В тот день была не совсем обычная программа, состязание «frente a frente» — лоб в лоб — двух матадоров-солистов в традициях старинной аристократической конной корриды. Это были: кордовский капитан кавалерии дон Антонио Каньеро, одетый а-ля андалузец, и португальский рехонэадор Жоао Бранко Нунсио, в голубом наряде рококо. Сначала на арену, танцуя, въехал дон Антонио на андалузском жеребце, рыцарски приветствовал инфанту и президента, потом конем и сомбреро свольтировал приветствие всей публике; и тут распахнулись ворота, и на арену вылетел черный ком мускулов —
Изумительно красивое и возбуждающее зрелище весь этот танец, и я едва не забыл вам сказать, что в нем убивают; говоря честно, я сперва забыл об этом, и когда сидел перед ареной. Правда, я видел, как один раз рехонэадор с разбегу оперся своей ланзой[286]

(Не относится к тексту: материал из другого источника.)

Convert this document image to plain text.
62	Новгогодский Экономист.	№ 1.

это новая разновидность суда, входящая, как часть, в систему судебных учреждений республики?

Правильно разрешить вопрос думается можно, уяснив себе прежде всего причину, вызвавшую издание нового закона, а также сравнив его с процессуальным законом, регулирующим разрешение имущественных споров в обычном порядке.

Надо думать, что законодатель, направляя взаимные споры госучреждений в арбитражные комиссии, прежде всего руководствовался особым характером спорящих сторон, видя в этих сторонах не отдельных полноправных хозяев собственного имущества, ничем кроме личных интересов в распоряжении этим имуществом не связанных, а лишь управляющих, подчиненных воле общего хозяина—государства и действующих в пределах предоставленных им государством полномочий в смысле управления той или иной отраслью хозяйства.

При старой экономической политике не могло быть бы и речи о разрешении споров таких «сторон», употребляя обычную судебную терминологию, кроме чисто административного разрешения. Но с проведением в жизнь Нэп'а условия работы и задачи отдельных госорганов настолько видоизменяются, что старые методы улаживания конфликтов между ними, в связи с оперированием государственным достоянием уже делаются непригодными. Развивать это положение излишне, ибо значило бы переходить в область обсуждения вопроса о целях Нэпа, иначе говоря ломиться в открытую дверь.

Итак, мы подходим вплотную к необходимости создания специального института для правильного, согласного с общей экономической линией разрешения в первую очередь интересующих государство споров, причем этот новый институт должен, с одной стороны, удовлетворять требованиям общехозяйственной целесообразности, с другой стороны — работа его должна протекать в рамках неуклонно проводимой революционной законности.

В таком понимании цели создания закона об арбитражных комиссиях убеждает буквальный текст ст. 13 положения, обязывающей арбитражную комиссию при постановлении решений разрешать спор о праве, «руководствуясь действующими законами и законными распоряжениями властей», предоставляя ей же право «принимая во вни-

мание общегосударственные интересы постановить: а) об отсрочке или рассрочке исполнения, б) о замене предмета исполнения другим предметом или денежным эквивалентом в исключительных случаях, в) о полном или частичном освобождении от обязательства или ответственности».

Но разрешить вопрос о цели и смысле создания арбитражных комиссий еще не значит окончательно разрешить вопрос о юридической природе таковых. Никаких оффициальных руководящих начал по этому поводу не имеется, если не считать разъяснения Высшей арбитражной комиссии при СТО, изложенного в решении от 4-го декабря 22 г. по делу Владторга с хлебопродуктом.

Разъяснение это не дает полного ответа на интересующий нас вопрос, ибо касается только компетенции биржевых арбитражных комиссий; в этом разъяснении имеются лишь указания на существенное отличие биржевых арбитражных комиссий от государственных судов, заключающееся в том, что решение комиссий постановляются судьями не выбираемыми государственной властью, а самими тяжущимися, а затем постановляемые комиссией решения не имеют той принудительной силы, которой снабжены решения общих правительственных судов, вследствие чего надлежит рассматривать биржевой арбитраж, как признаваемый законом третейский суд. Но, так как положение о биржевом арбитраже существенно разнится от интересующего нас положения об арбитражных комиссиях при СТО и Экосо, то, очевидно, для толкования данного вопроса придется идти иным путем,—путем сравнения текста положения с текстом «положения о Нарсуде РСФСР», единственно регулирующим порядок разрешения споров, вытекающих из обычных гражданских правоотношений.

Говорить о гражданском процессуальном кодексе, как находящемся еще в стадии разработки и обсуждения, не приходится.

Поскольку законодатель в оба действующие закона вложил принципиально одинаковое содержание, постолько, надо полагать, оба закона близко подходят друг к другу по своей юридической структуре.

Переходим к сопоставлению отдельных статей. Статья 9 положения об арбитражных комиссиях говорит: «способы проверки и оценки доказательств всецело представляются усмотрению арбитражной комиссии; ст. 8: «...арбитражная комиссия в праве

о бычий затылок, но бык, как ни в чем не бывало, встряхнулся и поскакал дальше, — это походило на игру. Другая ланза осталась торчать у него в шее, подрагивая, как ручка с пером, вонзившаяся в половицу. Бык делал отчаянные попытки стряхнуть впившийся ему в шею предмет, мотал головой, вставал на дыбы, но копье прочно ушло в пятипудовый ком мускулов. Тогда бык остановился, начал раскидывать ногами песок, словно собираясь в него закопаться, и заревел от боли и гнева; с морды у него капала слюна, — должно быть, по-бычьи это означает плакать. А перед ним уже снова легко и плавно подкидывается конь с неприятелем. Раненый бык перестает мычать, фыркает, горбит холку и бешеным рывком кидается в атаку. Я закрыл глаза, думая, что сейчас на песке арены будет сплошная каша из растерзанных и растоптанных тел. Но, взглянув еще раз, увидел, что бык стоит с поднятой головой, в затылке у него качается переломленная ланза, а напротив балетным шагом переступает с ноги на ногу конь, и только в его прижатых ушах — ужас. Какое доблестное сердце у этого коня; сколько отваги и изящества в блистательном наезднике, когда глаза в глаза с быком он стискивает конские бока коленями; но сколько стойкости и врожденного героизма в быке, который плачет, а не сдается. Конем правит человек, а человеком — тщеславие; быку же надо только одного: остаться на арене в одиночестве. Кто смеет встать между мною и всеми коровами света? Глядите, вот он наклоняет лоб и опять бросает всю свою страшную тяжесть против единственного соперника, приплясывающего по арене; бык обрушивается на него каменной глыбой, но уже минутами сухожилия ног его неожиданно обмякают. Он пошатнулся? Нет, пустяки; вперед и только вперед! ура, за честь быков!Тут, словно молния, сверкнула третья ланза. Бык оступился, но тут же воспрянул, вот уже набирают силу его мускулы для нового разбега... и неожиданно он ложится — спокойно, как жующая корова. Наездник с конем кружит около отдыхающего бойца.